TRIBUNNEWS.COM - Dalam perkembangan signifikan di Suriah, Presiden Bashar al-Assad dilaporkan telah melarikan diri dari Damaskus, meninggalkan ibu kota menuju lokasi yang tidak diketahui.
Kejadian ini terjadi pada saat pejuang oposisi berhasil memasuki Damaskus, membawa harapan baru bagi warga yang telah hidup di bawah pemerintahan Assad selama lebih dari 50 tahun.
Hadi al-Bahra, pemimpin koalisi oposisi politik Suriah di luar negeri, menyatakan bahwa Damaskus kini telah terbebas dari kekuasaan Assad.

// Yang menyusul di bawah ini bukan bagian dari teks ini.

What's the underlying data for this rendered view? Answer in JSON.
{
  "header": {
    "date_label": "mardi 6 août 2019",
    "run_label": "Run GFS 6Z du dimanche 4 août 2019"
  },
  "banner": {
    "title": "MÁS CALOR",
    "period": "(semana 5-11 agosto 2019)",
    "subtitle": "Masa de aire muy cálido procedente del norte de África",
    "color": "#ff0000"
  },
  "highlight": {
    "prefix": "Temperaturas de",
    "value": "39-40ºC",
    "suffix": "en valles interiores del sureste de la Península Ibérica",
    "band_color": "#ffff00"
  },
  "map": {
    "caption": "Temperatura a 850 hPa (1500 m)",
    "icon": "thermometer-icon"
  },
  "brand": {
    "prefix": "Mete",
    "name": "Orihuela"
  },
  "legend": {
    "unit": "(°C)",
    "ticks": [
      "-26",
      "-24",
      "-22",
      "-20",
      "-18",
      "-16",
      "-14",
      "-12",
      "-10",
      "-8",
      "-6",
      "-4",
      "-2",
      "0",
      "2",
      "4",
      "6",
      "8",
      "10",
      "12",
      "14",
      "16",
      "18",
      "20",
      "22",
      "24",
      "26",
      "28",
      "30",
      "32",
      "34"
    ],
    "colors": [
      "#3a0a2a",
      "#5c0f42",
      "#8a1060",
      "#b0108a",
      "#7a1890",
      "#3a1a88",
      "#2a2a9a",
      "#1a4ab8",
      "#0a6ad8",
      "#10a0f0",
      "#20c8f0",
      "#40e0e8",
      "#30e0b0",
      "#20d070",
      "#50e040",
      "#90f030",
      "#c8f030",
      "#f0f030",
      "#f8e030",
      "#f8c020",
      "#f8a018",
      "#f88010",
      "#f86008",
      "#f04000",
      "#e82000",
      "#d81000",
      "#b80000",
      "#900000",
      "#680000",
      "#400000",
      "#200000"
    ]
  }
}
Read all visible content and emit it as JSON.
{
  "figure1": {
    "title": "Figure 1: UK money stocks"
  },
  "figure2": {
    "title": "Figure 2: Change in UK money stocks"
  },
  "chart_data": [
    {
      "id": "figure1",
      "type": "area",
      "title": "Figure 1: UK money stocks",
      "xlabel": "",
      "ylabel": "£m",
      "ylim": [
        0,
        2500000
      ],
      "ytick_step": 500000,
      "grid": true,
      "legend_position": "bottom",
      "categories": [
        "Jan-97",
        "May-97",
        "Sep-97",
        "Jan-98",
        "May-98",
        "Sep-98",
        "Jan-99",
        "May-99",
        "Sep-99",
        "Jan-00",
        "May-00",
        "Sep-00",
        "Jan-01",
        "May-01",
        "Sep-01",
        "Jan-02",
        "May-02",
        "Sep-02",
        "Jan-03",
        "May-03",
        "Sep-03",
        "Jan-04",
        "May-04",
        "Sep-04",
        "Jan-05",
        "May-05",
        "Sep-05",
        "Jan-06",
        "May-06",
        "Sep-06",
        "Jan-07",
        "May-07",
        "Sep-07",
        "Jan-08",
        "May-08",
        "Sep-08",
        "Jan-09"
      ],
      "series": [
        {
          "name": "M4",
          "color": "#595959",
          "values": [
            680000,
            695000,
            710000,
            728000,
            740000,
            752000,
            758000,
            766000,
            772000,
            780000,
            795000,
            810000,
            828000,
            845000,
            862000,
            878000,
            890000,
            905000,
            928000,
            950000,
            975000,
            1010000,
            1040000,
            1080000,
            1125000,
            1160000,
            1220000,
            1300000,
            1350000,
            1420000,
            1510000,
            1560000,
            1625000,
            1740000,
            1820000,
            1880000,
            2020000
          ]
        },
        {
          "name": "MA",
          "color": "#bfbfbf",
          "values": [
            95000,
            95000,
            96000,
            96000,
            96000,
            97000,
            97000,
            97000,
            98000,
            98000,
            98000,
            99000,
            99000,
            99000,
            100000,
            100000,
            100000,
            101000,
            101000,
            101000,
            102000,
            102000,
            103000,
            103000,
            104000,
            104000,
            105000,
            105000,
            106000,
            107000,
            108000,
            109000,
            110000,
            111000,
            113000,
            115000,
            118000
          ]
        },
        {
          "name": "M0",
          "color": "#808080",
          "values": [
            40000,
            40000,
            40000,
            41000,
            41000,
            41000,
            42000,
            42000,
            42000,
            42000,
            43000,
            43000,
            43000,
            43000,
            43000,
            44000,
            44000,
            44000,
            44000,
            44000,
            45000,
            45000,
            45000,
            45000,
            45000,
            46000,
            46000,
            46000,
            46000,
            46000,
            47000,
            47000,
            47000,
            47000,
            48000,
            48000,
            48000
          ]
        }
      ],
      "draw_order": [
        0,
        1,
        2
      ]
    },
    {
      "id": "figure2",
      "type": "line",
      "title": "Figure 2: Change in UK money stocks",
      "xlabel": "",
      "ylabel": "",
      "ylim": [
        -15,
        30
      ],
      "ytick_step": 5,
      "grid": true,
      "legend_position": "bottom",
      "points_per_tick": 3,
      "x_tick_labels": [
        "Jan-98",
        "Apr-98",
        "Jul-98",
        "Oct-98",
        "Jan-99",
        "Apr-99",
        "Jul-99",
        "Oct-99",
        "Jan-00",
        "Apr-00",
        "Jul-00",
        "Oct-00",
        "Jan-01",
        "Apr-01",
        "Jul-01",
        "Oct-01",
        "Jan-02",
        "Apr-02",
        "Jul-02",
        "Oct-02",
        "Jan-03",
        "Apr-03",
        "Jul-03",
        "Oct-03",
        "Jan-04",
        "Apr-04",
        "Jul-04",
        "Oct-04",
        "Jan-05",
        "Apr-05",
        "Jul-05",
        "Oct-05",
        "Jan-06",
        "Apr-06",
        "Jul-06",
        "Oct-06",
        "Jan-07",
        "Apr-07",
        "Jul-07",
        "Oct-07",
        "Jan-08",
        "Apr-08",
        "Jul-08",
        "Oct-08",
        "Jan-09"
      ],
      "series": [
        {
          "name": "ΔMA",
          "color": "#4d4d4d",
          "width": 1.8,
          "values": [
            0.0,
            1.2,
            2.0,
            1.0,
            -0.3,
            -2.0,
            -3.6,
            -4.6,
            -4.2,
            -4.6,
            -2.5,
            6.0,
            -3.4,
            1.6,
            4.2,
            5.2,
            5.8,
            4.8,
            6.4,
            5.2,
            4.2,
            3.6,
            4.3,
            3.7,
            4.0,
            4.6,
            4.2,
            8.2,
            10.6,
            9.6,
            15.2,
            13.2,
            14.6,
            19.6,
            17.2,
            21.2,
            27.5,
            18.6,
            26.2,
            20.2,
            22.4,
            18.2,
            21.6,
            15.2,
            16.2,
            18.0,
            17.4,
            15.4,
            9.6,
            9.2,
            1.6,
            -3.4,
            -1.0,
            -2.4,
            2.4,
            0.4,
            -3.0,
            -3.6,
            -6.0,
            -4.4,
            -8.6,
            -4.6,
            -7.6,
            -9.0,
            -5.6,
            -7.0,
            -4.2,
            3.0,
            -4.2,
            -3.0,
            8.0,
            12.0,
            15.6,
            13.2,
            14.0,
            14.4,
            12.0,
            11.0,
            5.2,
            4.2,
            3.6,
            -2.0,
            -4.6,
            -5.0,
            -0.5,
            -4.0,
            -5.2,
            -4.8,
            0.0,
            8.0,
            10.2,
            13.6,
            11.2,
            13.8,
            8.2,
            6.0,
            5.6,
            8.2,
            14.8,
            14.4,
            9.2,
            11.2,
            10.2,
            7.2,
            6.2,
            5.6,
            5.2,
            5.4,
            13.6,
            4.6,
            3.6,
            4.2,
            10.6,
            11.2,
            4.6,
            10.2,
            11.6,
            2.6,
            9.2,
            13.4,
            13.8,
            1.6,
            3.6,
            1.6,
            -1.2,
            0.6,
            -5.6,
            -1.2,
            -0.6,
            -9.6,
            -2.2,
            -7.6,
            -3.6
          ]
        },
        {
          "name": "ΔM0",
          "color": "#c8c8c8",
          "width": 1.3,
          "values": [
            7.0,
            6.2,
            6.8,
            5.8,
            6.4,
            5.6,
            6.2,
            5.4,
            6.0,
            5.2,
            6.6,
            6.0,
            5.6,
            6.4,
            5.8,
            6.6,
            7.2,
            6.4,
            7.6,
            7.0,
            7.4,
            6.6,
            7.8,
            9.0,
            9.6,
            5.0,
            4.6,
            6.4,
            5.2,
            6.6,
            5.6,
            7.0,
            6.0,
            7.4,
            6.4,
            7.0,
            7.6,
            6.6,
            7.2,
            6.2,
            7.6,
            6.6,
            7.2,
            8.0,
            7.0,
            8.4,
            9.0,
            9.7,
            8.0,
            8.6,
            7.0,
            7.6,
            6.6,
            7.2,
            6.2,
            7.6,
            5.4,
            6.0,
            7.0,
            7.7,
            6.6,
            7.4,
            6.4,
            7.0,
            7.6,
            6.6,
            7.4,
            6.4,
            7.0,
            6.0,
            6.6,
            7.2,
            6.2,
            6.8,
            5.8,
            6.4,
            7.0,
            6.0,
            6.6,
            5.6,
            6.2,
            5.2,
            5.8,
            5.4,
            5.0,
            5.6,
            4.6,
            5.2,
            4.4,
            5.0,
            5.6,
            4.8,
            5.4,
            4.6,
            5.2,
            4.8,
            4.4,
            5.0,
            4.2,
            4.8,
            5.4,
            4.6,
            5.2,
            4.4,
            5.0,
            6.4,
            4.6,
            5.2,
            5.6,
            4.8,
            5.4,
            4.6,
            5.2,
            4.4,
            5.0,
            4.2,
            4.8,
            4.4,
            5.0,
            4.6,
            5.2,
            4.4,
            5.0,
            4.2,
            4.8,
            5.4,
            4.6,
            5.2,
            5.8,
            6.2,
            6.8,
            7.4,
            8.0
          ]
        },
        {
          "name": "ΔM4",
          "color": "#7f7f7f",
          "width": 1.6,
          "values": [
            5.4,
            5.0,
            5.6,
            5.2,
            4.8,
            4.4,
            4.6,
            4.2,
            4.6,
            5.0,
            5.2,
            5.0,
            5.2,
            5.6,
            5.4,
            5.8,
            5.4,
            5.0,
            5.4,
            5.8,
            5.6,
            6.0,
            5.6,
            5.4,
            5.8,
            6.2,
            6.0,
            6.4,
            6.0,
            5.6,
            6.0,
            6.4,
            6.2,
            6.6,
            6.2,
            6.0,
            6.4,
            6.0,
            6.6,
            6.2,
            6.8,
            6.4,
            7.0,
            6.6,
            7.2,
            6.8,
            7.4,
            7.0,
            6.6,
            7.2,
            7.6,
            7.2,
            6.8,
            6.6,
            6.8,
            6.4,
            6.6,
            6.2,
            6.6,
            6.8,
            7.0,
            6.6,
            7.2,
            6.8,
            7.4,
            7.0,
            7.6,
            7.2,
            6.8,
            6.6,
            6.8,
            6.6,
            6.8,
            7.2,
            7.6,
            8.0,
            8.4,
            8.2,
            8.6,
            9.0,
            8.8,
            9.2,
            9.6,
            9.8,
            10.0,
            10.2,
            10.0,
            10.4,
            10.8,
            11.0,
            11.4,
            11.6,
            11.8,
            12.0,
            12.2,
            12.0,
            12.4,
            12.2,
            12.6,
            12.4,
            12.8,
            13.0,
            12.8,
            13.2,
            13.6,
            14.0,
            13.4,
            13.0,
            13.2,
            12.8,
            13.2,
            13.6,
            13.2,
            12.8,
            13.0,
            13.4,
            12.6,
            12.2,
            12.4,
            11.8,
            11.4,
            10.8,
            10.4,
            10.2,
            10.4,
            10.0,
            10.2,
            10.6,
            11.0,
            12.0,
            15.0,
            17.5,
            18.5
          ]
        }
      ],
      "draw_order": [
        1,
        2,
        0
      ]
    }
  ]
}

"Selamat kepada rakyat Suriah," ungkap al-Bahra dalam pernyataan yang dikutip dari Al Jazeera.
Bagaimana Reaksi Pemerintah dan Oposisi?
Di tengah ketidakpastian, Perdana Menteri Suriah Mohammad Ghazi al-Jalali menyatakan bahwa ia tetap berada di rumahnya dan bersedia bekerja sama dengan oposisi.
Al-Jalali menekankan pentingnya memastikan lembaga-lembaga publik tetap berfungsi.
Pernyataan ini menunjukkan bahwa meskipun pemerintah menghadapi tekanan, ada upaya untuk menjaga stabilitas.
Abu Mohamed al-Julani, kepala kelompok pejuang utama Hayat Tahrir al-Sham, juga menginstruksikan para pejuang untuk tidak menyerang lembaga dan layanan publik.
Ini menandakan usaha untuk menjaga ketertiban di tengah perubahan yang cepat.
Bagaimana Suasana di Jalanan Damaskus?
Warga Damaskus meluapkan kegembiraan mereka dengan teriakan "Kebebasan! Kebebasan!" saat mereka merayakan berakhirnya pemerintahan al-Assad.
Para pejuang oposisi juga membebaskan tahanan di Penjara Sednaya, mirip dengan aksi yang dilakukan di kota-kota lain yang mereka kuasai dalam serangan kilat selama sepuluh hari terakhir.
Laporan menunjukkan bahwa tentara Suriah mulai menjatuhkan senjata mereka ketika menghadapi pasukan pemberontak yang terus maju.
Pada Minggu (8/12/2024), komando militer mengonfirmasi bahwa pemerintahan al-Assad telah berakhir, menurut laporan Reuters.
Apa Implikasi dari Penguasaan Homs?
Sebelumnya, para pejuang oposisi juga berhasil menguasai kota Homs, yang berjarak dua jam perjalanan ke utara Damaskus.
Penguasaan Homs yang strategis ini memutuskan hubungan antara ibu kota dan benteng pesisir al-Assad di Lattakia dan Tartus, menambah tekanan pada rezim yang telah berkuasa selama beberapa dekade.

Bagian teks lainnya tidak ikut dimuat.